Cognitive behavioural therapy (CBT) is a goal-oriented type of therapy that teaches the client how to first recognize and then change unhealthy ways of thinking and behaving. With the use of in-session practice and homework of skills to work on between sessions, this treatment is tailored to fit the client's goals and is a highly evidence-based collaborative psychotherapy.

Compassion focused therapy (CFT) is a type of psychotherapy that encourages individuals to be compassionate toward others as well as themselves. This type of therapy is primarily used for clients that struggle with self-criticism and self-contempt. CFT often includes exercises to practice mindfulness and appreciation. Sessions focus on examining the ways we talk to ourselves, where we might have first developed the particular tone and word choices used, and how we can make changes to how we speak to ourselves to increase self-compassion and appreciation.

It is the nature of the mind to be made up of subpersonalities or parts.  Subpersonalities are aspects of our personality that interact internally, similar to the ways in which people interact.

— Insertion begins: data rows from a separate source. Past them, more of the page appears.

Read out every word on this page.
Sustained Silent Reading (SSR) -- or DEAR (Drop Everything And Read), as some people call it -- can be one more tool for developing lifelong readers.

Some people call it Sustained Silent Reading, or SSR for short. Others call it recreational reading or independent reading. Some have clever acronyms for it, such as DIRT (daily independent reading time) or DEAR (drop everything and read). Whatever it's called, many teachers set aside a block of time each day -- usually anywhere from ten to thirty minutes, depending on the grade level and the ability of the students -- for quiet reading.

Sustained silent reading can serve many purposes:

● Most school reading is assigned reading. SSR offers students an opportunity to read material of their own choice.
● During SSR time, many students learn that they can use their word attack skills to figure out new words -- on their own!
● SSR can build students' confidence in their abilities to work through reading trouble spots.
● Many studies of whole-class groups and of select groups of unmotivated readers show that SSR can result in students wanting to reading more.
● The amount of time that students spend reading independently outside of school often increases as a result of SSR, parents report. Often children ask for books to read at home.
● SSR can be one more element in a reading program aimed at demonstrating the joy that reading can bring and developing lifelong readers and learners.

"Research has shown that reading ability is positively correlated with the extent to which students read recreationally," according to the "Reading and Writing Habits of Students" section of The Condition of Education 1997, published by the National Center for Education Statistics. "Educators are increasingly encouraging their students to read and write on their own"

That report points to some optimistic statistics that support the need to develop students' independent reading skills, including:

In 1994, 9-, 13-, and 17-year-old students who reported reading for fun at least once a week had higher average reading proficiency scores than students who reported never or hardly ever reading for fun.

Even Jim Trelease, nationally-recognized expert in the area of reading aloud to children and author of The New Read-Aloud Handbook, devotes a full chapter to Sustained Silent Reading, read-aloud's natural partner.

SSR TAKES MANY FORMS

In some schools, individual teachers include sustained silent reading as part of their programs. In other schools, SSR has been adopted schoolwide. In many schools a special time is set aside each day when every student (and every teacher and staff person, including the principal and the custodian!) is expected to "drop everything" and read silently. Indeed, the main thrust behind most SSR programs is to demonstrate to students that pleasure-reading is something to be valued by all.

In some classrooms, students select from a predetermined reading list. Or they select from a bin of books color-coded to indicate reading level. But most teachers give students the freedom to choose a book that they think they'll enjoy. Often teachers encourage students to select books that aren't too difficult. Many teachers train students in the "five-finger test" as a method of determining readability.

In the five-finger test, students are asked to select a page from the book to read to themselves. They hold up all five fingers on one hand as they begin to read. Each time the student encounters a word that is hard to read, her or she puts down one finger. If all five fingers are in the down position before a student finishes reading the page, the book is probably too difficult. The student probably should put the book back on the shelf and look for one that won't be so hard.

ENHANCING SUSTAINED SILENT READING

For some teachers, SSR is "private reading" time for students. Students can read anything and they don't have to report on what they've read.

These sub-personalities can consist of wounded parts and painful emotions such as anger and shame. Underlying the parts is a person’s core or true Self. The Self can and should lead the individual's internal system. 

Internal Family Systems (IFS) therapy helps individuals achieve balance and harmony within their internal system and subpersonalities/parts. 

Using IFS, the clinician will support individuals in developing their Self so it can be an effective leader in their internal system. When the Self is in the lead, the parts will provide input to the Self and help to elevate “wounds” so that individuals can find their natural balance. IFS is suitable for individuals, couples, and families, and it can effectively treat a variety of conditions such as depression, anxiety, panic, phobias, trauma, substance use, physical health conditions, and general well-being.

Psychodynamic psychotherapy is the oldest of the modern therapies and focuses on unconscious processes as they are manifested in the client's present behaviour. The goals of psychodynamic therapy are client self-awareness and understanding of the influence of their past on their present behaviour. 

Brief psychodynamic psychotherapy enables the client to examine unresolved conflicts and symptoms that arise from past relationships and manifest themselves in their day to day life as current struggles.  

Several different approaches to brief psychodynamic psychotherapy have evolved from psychoanalytic theory and have been used to treat many different mental health presentations.  

As the name suggests, solution-focused brief therapy (SFBT) is a short-term goal-focused therapeutic approach largely geared towards discussing solutions. There is a brief need for discussion around the problem to examine what it is and explore potential opportunities to address it, but that is not the primary focus of this approach. This approach is rooted in the here and now, with an identified future-oriented goal involving lessening the negative impacts the identified problem has in your life.

The goal of SFBT is to collaboratively identify realistic solutions in as brief of a timeline as possible. SFBT is a versatile approach that can be used in areas such as individual, couples, or family therapy addressing anywhere from high stress life events to normal life stressors.